JS: They're redistributing his books and I'm going around signing his books. I don't care what I have to do to sell his books so that people will have access to this information. [ On the subject of a reading from the previous night ] : I had a wonderful time talking to the people over there. It was the first time I talked to people that hadn't seen the movie. They know who I am, and I'm coming to a bookstore, and they want to see me because I'm an artist, and I'm talking about this other guy, and reading from things and explaining things. It's an interesting process to get involved in somebody else's life and to sort of become responsible for somebody else's life.
GS: Did you ever have any contact with him when he was in New York?
JS: I never met him. Lazaro ( Gomez Carilles, who is played by Olivier Martinez in the movie ) , who was his best friend, works for me. He wrote the script with me. He is my studio assistant. He's working on other scripts. He writes sonnets. He was an immeasurable help to me. My wife ( Olatz Lopez Garmendia ) , who plays Arenas's mother ( in the movie ) has been directing the Cuban Spanish dub of this movie. We didn't send it to the Spanish distributor. We're doing it in New York. Everybody's speaking Cuban Spanish and Javier did his own Cuban Spanish dub and it looks like it's version original. It hasn't been done before.
GS: I'm glad that you brought up your wife. Are those your parents—Jack and Esther Schnabel—as The Greenbergs?

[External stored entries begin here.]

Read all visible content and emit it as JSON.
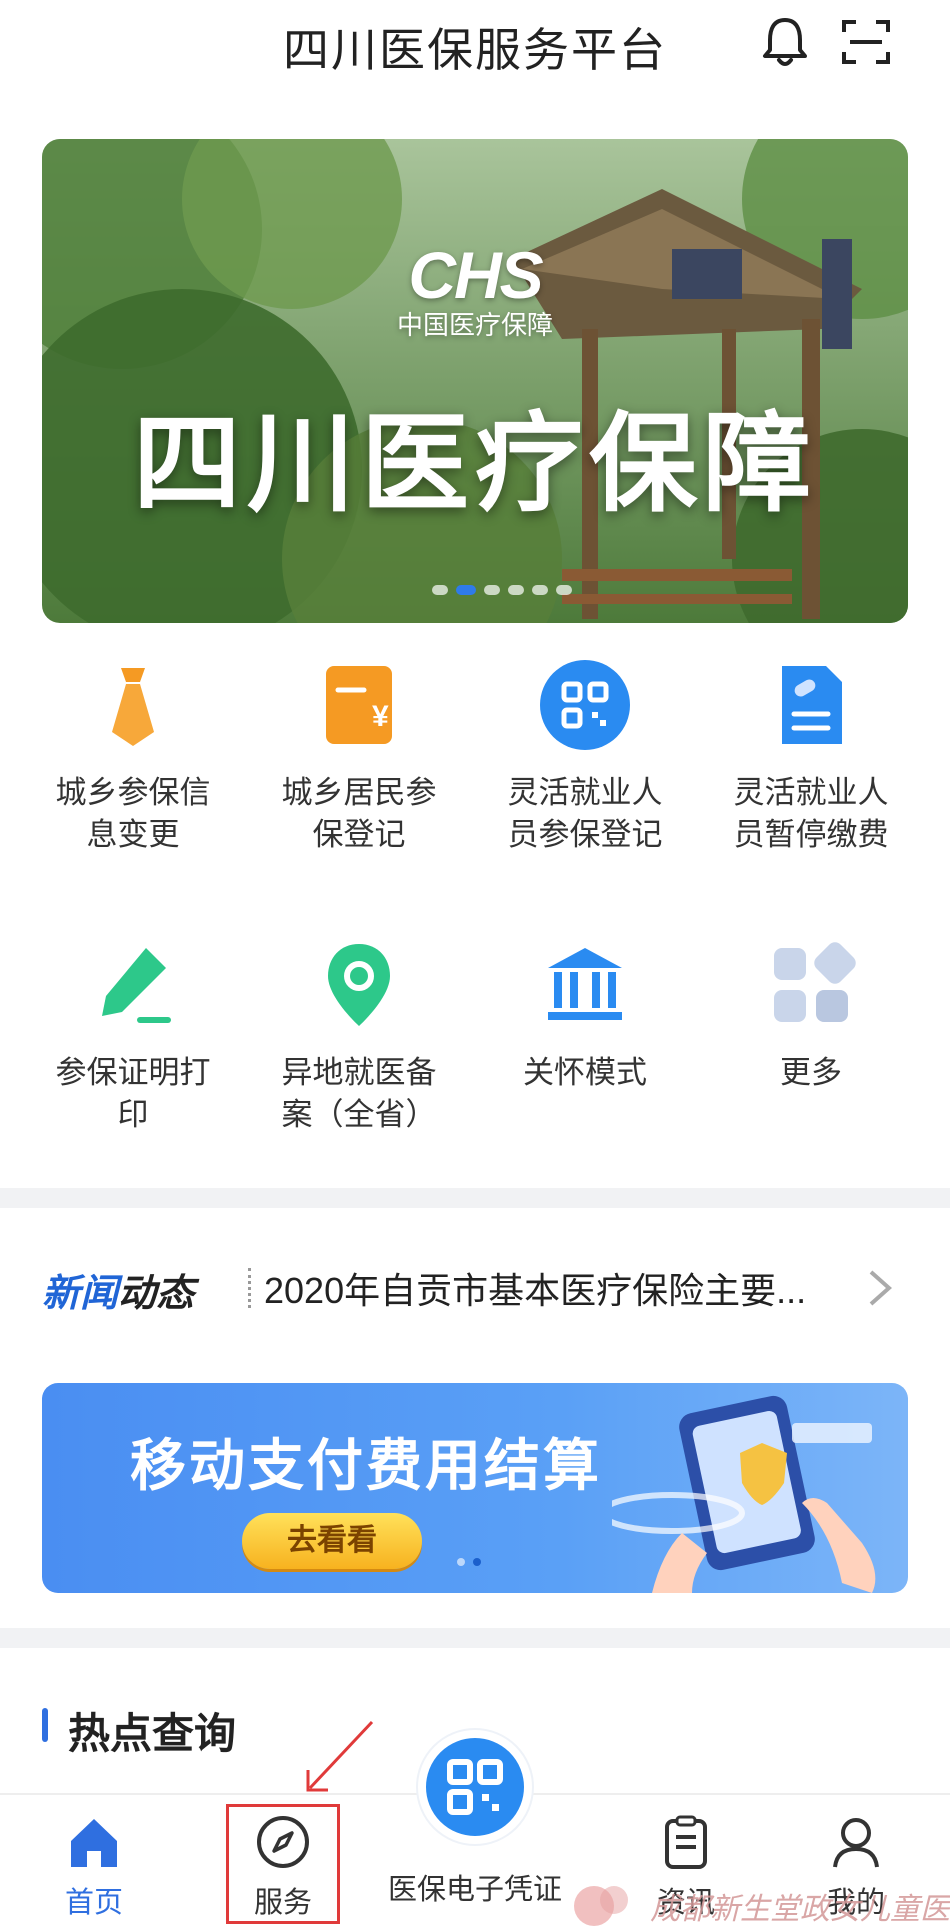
{
  "header": {
    "title": "四川医保服务平台",
    "icons": [
      "bell-icon",
      "scan-icon"
    ]
  },
  "banner": {
    "logo_text": "CHS",
    "logo_sub": "中国医疗保障",
    "title": "四川医疗保障",
    "slide_count": 6,
    "active_slide": 2
  },
  "grid": {
    "items": [
      {
        "label_line1": "城乡参保信",
        "label_line2": "息变更",
        "icon": "tie-icon"
      },
      {
        "label_line1": "城乡居民参",
        "label_line2": "保登记",
        "icon": "yuan-card-icon"
      },
      {
        "label_line1": "灵活就业人",
        "label_line2": "员参保登记",
        "icon": "qr-code-icon"
      },
      {
        "label_line1": "灵活就业人",
        "label_line2": "员暂停缴费",
        "icon": "document-icon"
      },
      {
        "label_line1": "参保证明打",
        "label_line2": "印",
        "icon": "pen-icon"
      },
      {
        "label_line1": "异地就医备",
        "label_line2": "案（全省）",
        "icon": "location-pin-icon"
      },
      {
        "label_line1": "关怀模式",
        "label_line2": "",
        "icon": "bank-icon"
      },
      {
        "label_line1": "更多",
        "label_line2": "",
        "icon": "more-apps-icon"
      }
    ]
  },
  "news": {
    "logo_part1": "新闻",
    "logo_part2": "动态",
    "headline": "2020年自贡市基本医疗保险主要..."
  },
  "promo": {
    "title": "移动支付费用结算",
    "button": "去看看",
    "slide_count": 2,
    "active_slide": 2
  },
  "hot": {
    "title": "热点查询"
  },
  "tabbar": {
    "tabs": [
      {
        "label": "首页",
        "icon": "home-icon",
        "active": true
      },
      {
        "label": "服务",
        "icon": "compass-icon",
        "active": false
      },
      {
        "label": "医保电子凭证",
        "icon": "qr-code-icon",
        "active": false
      },
      {
        "label": "资讯",
        "icon": "clipboard-icon",
        "active": false
      },
      {
        "label": "我的",
        "icon": "user-icon",
        "active": false
      }
    ]
  },
  "watermark": {
    "text": "成都新生堂政女儿童医院"
  },
  "colors": {
    "primary": "#2f6fe0",
    "orange": "#f59a23",
    "green": "#2dc88a",
    "annotation": "#e03a3a"
  }
}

JS: They are. My whole family's in the movie. My five children are in the movie. I always liked the idea that Marty Scorcese put his mother and father in his movies. I love his parents. My mother is like a Jewish version of Marty's mother. My mother was in Basquiat. When Jean-Michel offered her the joint, she said, "No, thank you, I don't indulge," which was like the funniest line in the movie. When people asked her about it, she said that she ad libbed it. I asked my mother to read this book and she said "What kind of book is this? This guy's having sex every five minutes. You're going to have an argument with Fidel Castro. What are you looking for trouble for?" I said, "Mother, this is about freedom. This is about something that you taught me, about being responsible for other people. This is worth doing. She read the book, 87 years old, and she said "Can we be in the movie?" I said, "Of course, you're going to be in the movie." After they saw the film, they loved the movie. She actually gave the book to her sister Mary, who's 90 years old, and Mary said "This is a dirty book." She ( my mother ) said, "It's not a dirty book, it's a good book. You're not his audience!" It's interesting to get an 87-year-old lady to read the book and see the film and go, "This is really important to do."
GS: Both of your films, as a director ( including your previous film, Basquiat, which was based on the life of the painter ) , have been biographical in nature. What is it about true stories that make you want to tell them on screen?
JS: Truth is sometimes more radical than fiction. More unbelievable than fiction, in a way, and also the fact is that this is not just a bio-pic.
This movie is more of an accumulation of all of these writings and my impressions of a guy's life's work. It's a character study. It doesn't have to be a real person, if I could have written it and invented the guy ... I wish I could have. I guess he invented himself.
GS: Do you think that it's a natural progression for a visual artist to become a filmmaker?
JS: I'm the only one that ever did it. I mean there were other artists that did it, but have you seen a movie that they made that wasn't just a movie? I'm in a singular position in a weird way. People didn't know me as a filmmaker, they knew me as a painter. I didn't stop painting. My life is the life of a painter. Some people know me as "the guy that made Basquiat" or somebody didn't even know I was a painter and I thought it was fantastic. I just had the privilege or luck to use this part of my sensibility. I guess it came out of writing. I did write Cvj: Nicknames Of Maitre D's and Other Excerpts from Life. I think that different art is like a different instrument or tool to be used for a different reason.